Federal Minister of Indigenous Services Patty Hajdu, representing Canada, said the agreement allows the Cowichan Tribes to take back control of their child and family services, “something that should have never been taken away in the first place.”

The Cowichan Tribes have been pushing for child and family services to be under its control since 2020, after the passage of the federal government’s Bill C-92 in 2019 allowed for Indigenous groups to assume full jurisdiction over child and family services.

Cowichan citizens voted last November to reclaim child services from B.C. and for Cowichan Tribes regulations concerning its child and family services to prevail over federal or provincial law in cases of disagreement.

Nation-provided service will initially cover Vancouver Island and the Gulf Islands.

Lore said her ministry will continue to be involved in cases that involve Cowichan members in other parts of the province not covered by the agreement.

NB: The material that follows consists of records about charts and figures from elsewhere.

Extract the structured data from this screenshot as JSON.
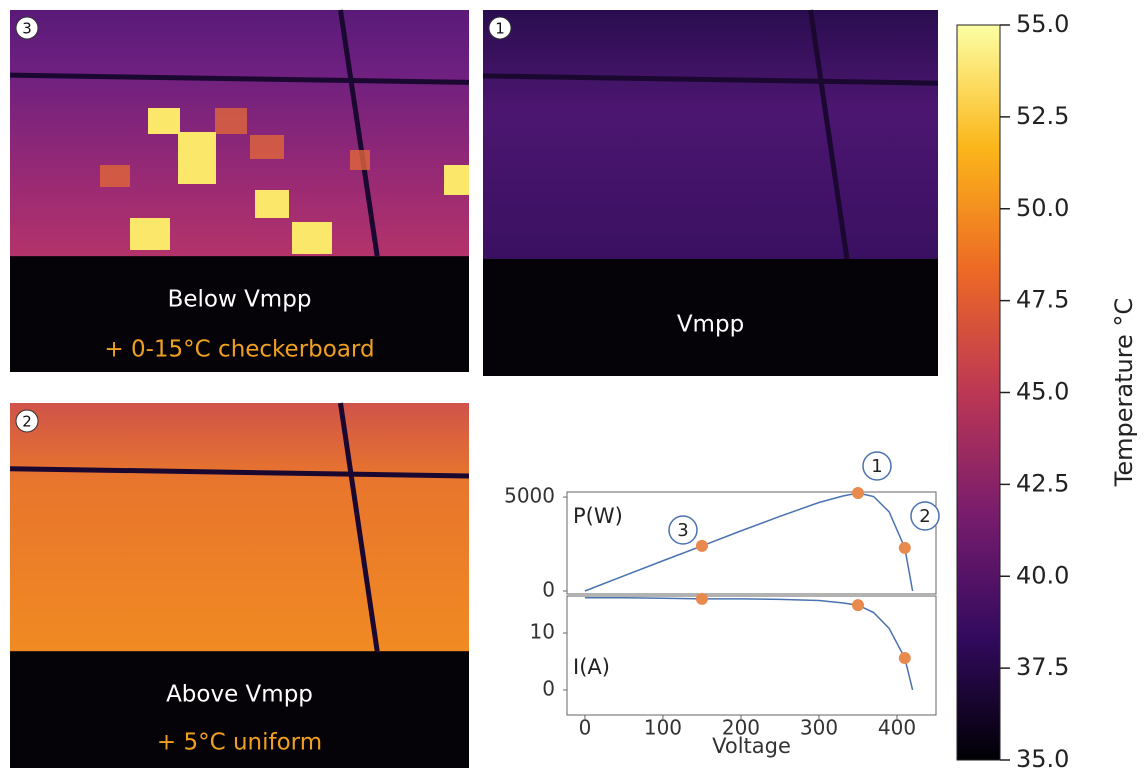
{
  "panels": [
    {
      "badge": "3",
      "caption": "Below Vmpp",
      "note": "+ 0-15°C checkerboard"
    },
    {
      "badge": "1",
      "caption": "Vmpp"
    },
    {
      "badge": "2",
      "caption": "Above Vmpp",
      "note": "+ 5°C uniform"
    }
  ],
  "chart_data": [
    {
      "type": "line",
      "ylabel": "P(W)",
      "x": [
        0,
        50,
        100,
        150,
        200,
        250,
        300,
        330,
        350,
        370,
        390,
        410,
        420
      ],
      "series": [
        {
          "color": "#4a72b0",
          "values": [
            0,
            810,
            1610,
            2400,
            3200,
            3975,
            4710,
            5050,
            5215,
            5030,
            4210,
            2296,
            0
          ]
        }
      ],
      "points": {
        "x": [
          150,
          350,
          410
        ],
        "values": [
          2400,
          5215,
          2296
        ],
        "color": "#e8894d"
      },
      "annotations": [
        "3",
        "1",
        "2"
      ],
      "xlim": [
        -23,
        450
      ],
      "ylim": [
        -160,
        5270
      ],
      "yticks": [
        0,
        5000
      ]
    },
    {
      "type": "line",
      "ylabel": "I(A)",
      "xlabel": "Voltage",
      "x": [
        0,
        50,
        100,
        150,
        200,
        250,
        300,
        330,
        350,
        370,
        390,
        410,
        420
      ],
      "series": [
        {
          "color": "#4a72b0",
          "values": [
            16.2,
            16.2,
            16.1,
            16,
            16,
            15.9,
            15.7,
            15.3,
            14.9,
            13.6,
            10.8,
            5.6,
            0
          ]
        }
      ],
      "points": {
        "x": [
          150,
          350,
          410
        ],
        "values": [
          16,
          14.9,
          5.6
        ],
        "color": "#e8894d"
      },
      "xlim": [
        -23,
        450
      ],
      "ylim": [
        -4.4,
        16.5
      ],
      "xticks": [
        0,
        100,
        200,
        300,
        400
      ],
      "yticks": [
        0,
        10
      ]
    },
    {
      "type": "colorbar",
      "label": "Temperature °C",
      "ylim": [
        35,
        55
      ],
      "colors": [
        "#000004",
        "#320a5e",
        "#781c6d",
        "#bc3754",
        "#ed6925",
        "#fbb61a",
        "#fcffa4"
      ],
      "yticks": [
        {
          "value": 35,
          "label": "35.0"
        },
        {
          "value": 37.5,
          "label": "37.5"
        },
        {
          "value": 40,
          "label": "40.0"
        },
        {
          "value": 42.5,
          "label": "42.5"
        },
        {
          "value": 45,
          "label": "45.0"
        },
        {
          "value": 47.5,
          "label": "47.5"
        },
        {
          "value": 50,
          "label": "50.0"
        },
        {
          "value": 52.5,
          "label": "52.5"
        },
        {
          "value": 55,
          "label": "55.0"
        }
      ]
    }
  ]
}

The nation’s child protection services will be managed by a services authority named Stsi’elh stuhw’ew’t-hw tun Smun’eem, which is in the process of appointing a CEO, the province said.

Cowichan Tribes council will regulate, support and ensure that the authority functions properly but will otherwise be uninvolved in day-to-day operations and case decisions.

The Cowichan Tribes have delivered prevention and protection services through its child and family service, Lalum’utul’ Smun’eem, since 1993.

The agency currently operates under the authority of the provincial government.

Indigenous children are vastly over-represented in foster care in Canada, making up 53.8 per cent of children under 14 in care, despite the fact they are just 7.7 per cent of the population under 14, according to 2021 census data.